Kerry Geiler-Samerotte

Kerry is an Assistant Professor in the Biodesign Institute, in the Mechanisms of Evolution Research Center. As a Postdoctoral Fellow in the Petrov Lab (2014 - 2018) her research aimed to elucidate mechanisms that regulate the amount of phenotypic variation within clonal populations as well as across genotypes. Such mechanisms are not well understood, yet have important consequences. For example, the breakdown of mechanisms that buffer phenotypic variation may allow adaptation to novel environments, as well as contribute to complex genetic disease. Together with a graduate student in the lab, Grant Kinsler, Kerry developed an approach to build genotype-phenotype-fitness maps of adaptation using the fitness data across multiple similar environments and co-discovered the notion of fitness-relevant modularity of adaptation.
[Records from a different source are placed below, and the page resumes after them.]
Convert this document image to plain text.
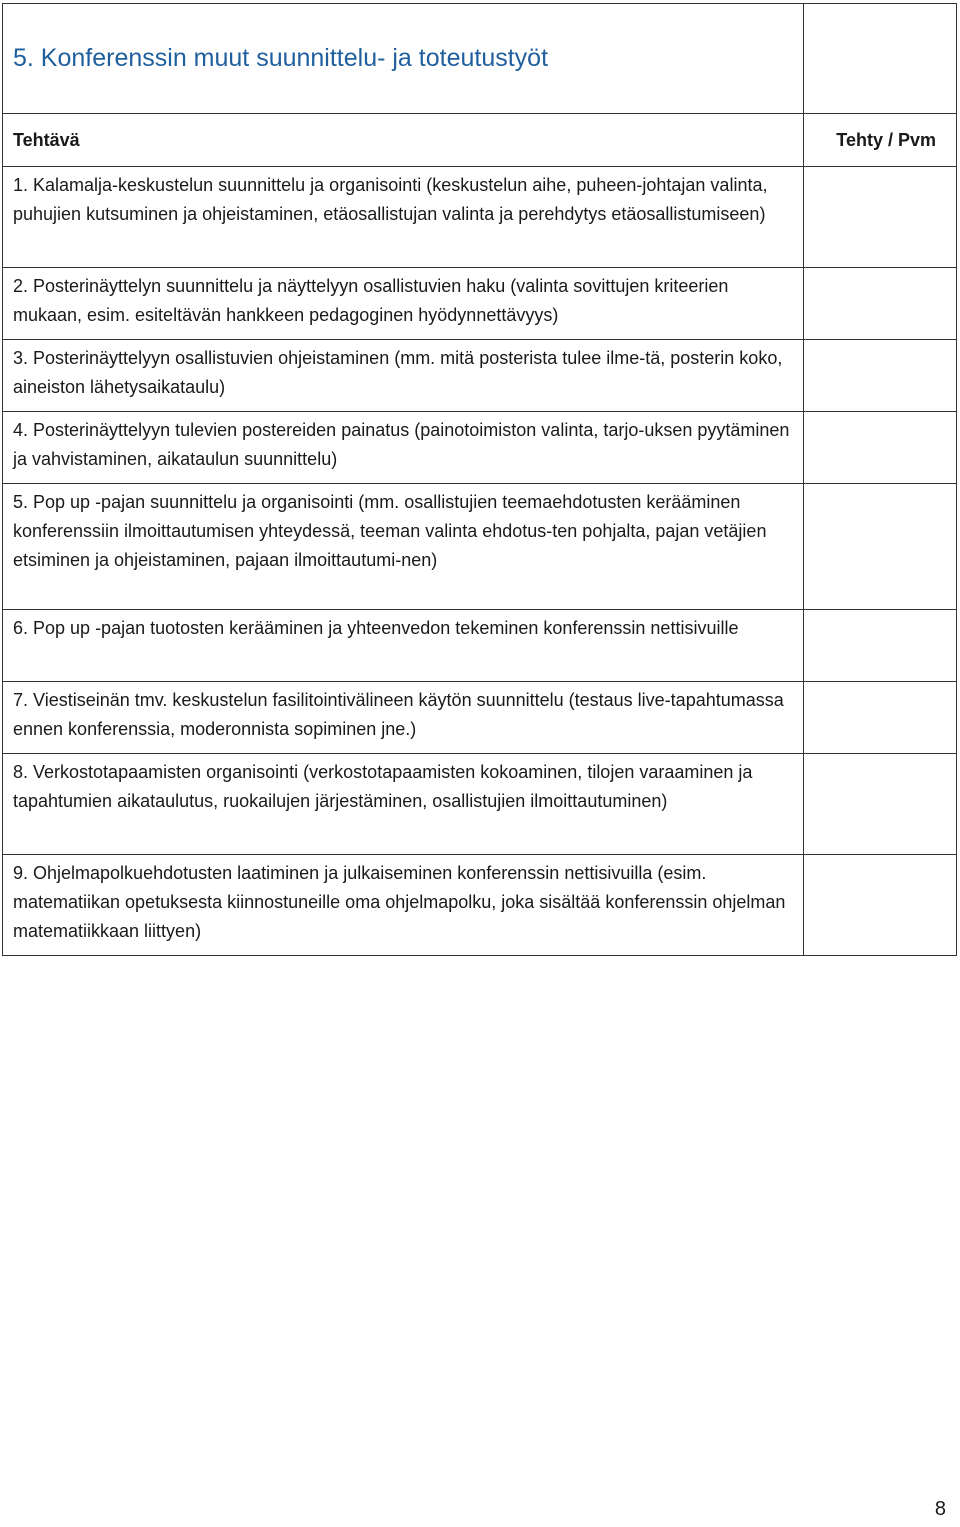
5. Konferenssin muut suunnittelu- ja toteutustyöt	
Tehtävä	Tehty / Pvm
1. Kalamalja-keskustelun suunnittelu ja organisointi (keskustelun aihe, puheen-johtajan valinta, puhujien kutsuminen ja ohjeistaminen, etäosallistujan valinta ja perehdytys etäosallistumiseen)	
2. Posterinäyttelyn suunnittelu ja näyttelyyn osallistuvien haku (valinta sovittujen kriteerien mukaan, esim. esiteltävän hankkeen pedagoginen hyödynnettävyys)	
3. Posterinäyttelyyn osallistuvien ohjeistaminen (mm. mitä posterista tulee ilme-tä, posterin koko, aineiston lähetysaikataulu)	
4. Posterinäyttelyyn tulevien postereiden painatus (painotoimiston valinta, tarjo-uksen pyytäminen ja vahvistaminen, aikataulun suunnittelu)	
5. Pop up -pajan suunnittelu ja organisointi (mm. osallistujien teemaehdotusten kerääminen konferenssiin ilmoittautumisen yhteydessä, teeman valinta ehdotus-ten pohjalta, pajan vetäjien etsiminen ja ohjeistaminen, pajaan ilmoittautumi-nen)	
6. Pop up -pajan tuotosten kerääminen ja yhteenvedon tekeminen konferenssin nettisivuille	
7. Viestiseinän tmv. keskustelun fasilitointivälineen käytön suunnittelu (testaus live-tapahtumassa ennen konferenssia, moderonnista sopiminen jne.)	
8. Verkostotapaamisten organisointi (verkostotapaamisten kokoaminen, tilojen varaaminen ja tapahtumien aikataulutus, ruokailujen järjestäminen, osallistujien ilmoittautuminen)	
9. Ohjelmapolkuehdotusten laatiminen ja julkaiseminen konferenssin nettisivuilla (esim. matematiikan opetuksesta kiinnostuneille oma ohjelmapolku, joka sisältää konferenssin ohjelman matematiikkaan liittyen)	
8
Kerry became interested in protein-folding chaperones as possible regulators of phenotypic variation while quantifying the fitness cost of protein misfolding during her graduate work at Harvard University in the laboratories of Dan Hartl and Allan Drummond. Her recent research as a postdoctoral fellow in Mark Siegal's lab at New York University focuses on a particular protein-folding chaperone, HSP90. This work demonstrates that HSP90 suppresses non-genetic phenotypic heterogeneity, but interacts epistatically with genetic perturbations (rather than strictly as a suppressor).